ACID compliance outdated, needs total revamp
Traditional databases are often touted ACID (atomicity, consistency, isolation, durability) compliant, which means that they handle transactions properly. Condensation obviously handles transactions properly as well, but due to differences in the data model, not all ACID properties apply in the same way as they do for databases.
ACID for roots
The purpose of a transaction is to bring a system from its current consistent state to another consistent state, without passing through any intermediate (potentially inconsistent) states. The state of a Condensation system is entirely represented by its roots, as this is the only mutable part of the system. Simply adding an (immutable) object without linking it through any roots does not change the state of the system.
Hence, strictly speaking, ACID only applies to roots, and root updates fulfill the 4 properties:
- Atomicity: Root updates are atomic.

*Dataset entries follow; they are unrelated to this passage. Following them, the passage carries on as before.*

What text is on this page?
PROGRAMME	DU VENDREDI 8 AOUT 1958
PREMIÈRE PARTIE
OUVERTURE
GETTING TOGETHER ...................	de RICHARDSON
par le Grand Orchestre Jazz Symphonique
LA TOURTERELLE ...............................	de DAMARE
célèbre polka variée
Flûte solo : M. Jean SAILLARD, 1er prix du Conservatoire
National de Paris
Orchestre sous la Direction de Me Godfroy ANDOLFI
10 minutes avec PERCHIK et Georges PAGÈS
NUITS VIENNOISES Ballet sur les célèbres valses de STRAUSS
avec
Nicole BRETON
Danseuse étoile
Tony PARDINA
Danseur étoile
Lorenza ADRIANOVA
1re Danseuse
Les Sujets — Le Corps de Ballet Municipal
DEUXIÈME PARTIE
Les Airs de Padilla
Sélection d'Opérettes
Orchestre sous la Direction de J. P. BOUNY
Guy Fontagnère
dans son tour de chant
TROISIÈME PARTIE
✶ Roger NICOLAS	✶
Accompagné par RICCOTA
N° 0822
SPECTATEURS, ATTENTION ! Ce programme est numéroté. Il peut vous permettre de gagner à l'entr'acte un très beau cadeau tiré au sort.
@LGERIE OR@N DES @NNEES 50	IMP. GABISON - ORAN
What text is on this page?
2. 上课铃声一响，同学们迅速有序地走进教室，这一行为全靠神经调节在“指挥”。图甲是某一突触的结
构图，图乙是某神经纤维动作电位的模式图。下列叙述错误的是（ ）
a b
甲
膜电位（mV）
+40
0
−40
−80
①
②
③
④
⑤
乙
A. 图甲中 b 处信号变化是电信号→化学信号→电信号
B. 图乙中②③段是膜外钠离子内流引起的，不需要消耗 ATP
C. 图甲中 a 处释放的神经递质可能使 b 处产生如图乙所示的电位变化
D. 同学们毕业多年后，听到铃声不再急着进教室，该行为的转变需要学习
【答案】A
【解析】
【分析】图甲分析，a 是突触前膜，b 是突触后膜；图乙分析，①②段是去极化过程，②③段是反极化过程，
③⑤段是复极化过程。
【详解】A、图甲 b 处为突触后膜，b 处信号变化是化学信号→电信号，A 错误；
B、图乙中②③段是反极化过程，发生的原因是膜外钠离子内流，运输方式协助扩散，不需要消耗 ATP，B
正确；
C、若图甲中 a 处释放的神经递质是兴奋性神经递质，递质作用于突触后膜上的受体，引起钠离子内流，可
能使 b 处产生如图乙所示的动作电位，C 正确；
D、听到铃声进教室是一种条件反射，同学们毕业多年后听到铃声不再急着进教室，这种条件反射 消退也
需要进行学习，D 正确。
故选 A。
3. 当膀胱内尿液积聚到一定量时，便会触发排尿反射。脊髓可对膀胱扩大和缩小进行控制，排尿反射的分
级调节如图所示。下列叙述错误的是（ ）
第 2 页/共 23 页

The hash is updated atomically, and concurrent reads see either the old hash or the new hash.
- Consistency: The server checks if the provided hash is a valid (although not necessarily existing) 256-bit hash, and refuses to store a hash of different length.
- Isolation: Root updates are applied sequentially.
- Durability: The update is permanent.
ACID at higher level
ACID compliance is usually desired at some higher level, and Condensation makes it easy to build applications that provide an ACID compliant interface. You can carry out an ACID compliant transaction as follows:
- Read the current hash, H, of the root.
- Read the object tree H, and prepare the new object tree, N. You may read other object trees, or data from other sources as well, of course. Check the consistency of the new object tree.
- Submit all new objects to the Condensation server, and wait for confirmation.
- Post a transition from H to N on the root. This will fail (abort) in case the state has been altered in the meantime, and succeed (commit) otherwise.
Atomicity is guaranteed by (4), consistency by (2), isolation by (1) + (4), and durability by (3) + (4).
In the context of traditional database systems, durability is usually guaranteed when the system crashes (e.g. due to power loss) but non-volatile storage survives. Durability is not guaranteed in case the data hard disk crashes. This concept of durability is weak, and of little value.
Absolute durability cannot be achieved theoretically. There is always a potential worst case in which everything fails. From a probabilistic point of view, durability can however be traded against cost and delay, and this is the concept used by Condensation.
Flushing every change to non-volatile memory may not be the optimal trade-off, but arbitrarily low failure probabilities can be achieved by replicating roots (and objects).